O presidente da Rússia, Vladimir Putin, em grande confrontação com Washington. Foto: Imaginary Museum Projects: News Tableaus/cc by 2.0
O presidente da Rússia, Vladimir Putin, em grande confrontação com Washington. Foto: Imaginary Museum Projects: News Tableaus/cc by 2.0

 

Nações Unidas, 12/8/2013 – O asilo temporário outorgado pela Rússia a Edward Snowden, o ex-contratado de inteligência que revelou segredos dos Estados Unidos, coloca em risco as relações entre dois dos cinco membros permanentes do Conselho de Segurança da Organização das Nações Unidas (ONU), com consequências negativas em conversações mundiais cruciais. Entre elas, menciona-se especialmente o impacto sobre assuntos sensíveis como a guerra civil na Síria, o programa nuclear do Irã e a célebre redução dos arsenais atômicos.

Na verdade, o presidente dos Estados Unidos, Barack Obama, decidiu, no dia 6, adiar a reunião prevista para o começo de setembro em Moscou com seu colega russo, Vladimir Putin. A Rússia, além da China, já vetaram quatro resoluções do Conselho de Segurança da ONU, propostas pelos Estados Unidos e por outros países ocidentais, contra o regime sírio de Bashar al Assad. Assim, as possibilidades de impor mais sanções contra Damasco agora parecem mais remotas do que antes.

“As tensas relações entre Washington e Moscou diminuirão a já reduzida ação do Conselho de Segurança”, alertou um diplomata asiático que pediu para não ser identificado. Além disso, a conferência de Genebra sobre a Síria parece ser outra vítima desta situação. Esta tensão também coincide com a realização da primeira reunião de alto nível da Assembleia Geral da ONU sobre desarmamento nuclear, prevista para 26 de setembro.

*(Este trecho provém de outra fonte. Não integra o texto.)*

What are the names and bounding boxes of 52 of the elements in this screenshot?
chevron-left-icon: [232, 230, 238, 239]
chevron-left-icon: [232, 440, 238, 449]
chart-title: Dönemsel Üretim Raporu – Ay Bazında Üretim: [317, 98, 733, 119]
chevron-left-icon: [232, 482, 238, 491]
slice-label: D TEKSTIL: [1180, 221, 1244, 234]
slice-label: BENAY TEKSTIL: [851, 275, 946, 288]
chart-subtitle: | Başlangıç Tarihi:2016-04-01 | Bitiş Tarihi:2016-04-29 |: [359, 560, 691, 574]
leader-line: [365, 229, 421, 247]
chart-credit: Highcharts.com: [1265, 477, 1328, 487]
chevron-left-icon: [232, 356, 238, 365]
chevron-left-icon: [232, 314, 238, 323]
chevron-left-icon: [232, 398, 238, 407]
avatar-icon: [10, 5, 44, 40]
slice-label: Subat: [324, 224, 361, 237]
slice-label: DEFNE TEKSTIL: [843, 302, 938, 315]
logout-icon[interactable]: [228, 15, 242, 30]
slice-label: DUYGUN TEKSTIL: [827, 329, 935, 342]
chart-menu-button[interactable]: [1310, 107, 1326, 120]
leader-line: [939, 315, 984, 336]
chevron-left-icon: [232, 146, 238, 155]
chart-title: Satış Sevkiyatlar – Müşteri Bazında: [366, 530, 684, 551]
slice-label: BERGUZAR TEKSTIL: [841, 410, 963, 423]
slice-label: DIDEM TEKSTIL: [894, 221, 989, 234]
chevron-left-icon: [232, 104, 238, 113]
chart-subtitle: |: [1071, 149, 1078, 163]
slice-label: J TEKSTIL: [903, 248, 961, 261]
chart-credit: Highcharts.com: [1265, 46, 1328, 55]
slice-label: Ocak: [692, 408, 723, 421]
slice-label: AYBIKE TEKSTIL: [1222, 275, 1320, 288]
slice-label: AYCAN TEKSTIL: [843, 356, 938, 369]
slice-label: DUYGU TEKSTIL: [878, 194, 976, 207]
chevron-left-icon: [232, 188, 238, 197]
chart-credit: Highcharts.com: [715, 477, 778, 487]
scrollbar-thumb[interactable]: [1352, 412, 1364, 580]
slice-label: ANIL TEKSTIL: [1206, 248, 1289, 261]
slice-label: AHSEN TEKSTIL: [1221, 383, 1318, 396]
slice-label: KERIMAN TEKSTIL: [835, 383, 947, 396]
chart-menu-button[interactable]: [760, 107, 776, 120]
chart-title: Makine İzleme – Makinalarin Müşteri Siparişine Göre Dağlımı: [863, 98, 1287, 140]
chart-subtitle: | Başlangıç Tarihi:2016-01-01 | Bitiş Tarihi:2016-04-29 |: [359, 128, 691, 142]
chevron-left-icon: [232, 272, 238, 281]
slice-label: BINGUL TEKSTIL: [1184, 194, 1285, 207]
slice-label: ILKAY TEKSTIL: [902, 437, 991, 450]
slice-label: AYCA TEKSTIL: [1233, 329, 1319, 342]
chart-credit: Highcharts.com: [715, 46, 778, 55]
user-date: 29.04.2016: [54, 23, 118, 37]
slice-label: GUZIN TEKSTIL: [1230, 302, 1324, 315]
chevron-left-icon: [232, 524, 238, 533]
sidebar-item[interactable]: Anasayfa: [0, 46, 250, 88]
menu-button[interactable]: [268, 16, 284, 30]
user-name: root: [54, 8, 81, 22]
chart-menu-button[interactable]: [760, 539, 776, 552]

Em discurso pronunciado em junho na Porta de Brandeburgo, em Berlim, na Alemanha, Obama pediu uma redução drástica das armas atômicas, o que faria parte da agenda para a cúpula nuclear de 2016. Tilman A. Ruff, um dos presidentes do International Steering Group e membro da junta australiana da Campanha Internacional para Abolir as Armas Nucleares, disse à IPS que a questão entre as duas máximas potências mundiais sobre o asilo a Snowden poderia ser usado por Washington como pretexto para não avançar em questões de desarmamento.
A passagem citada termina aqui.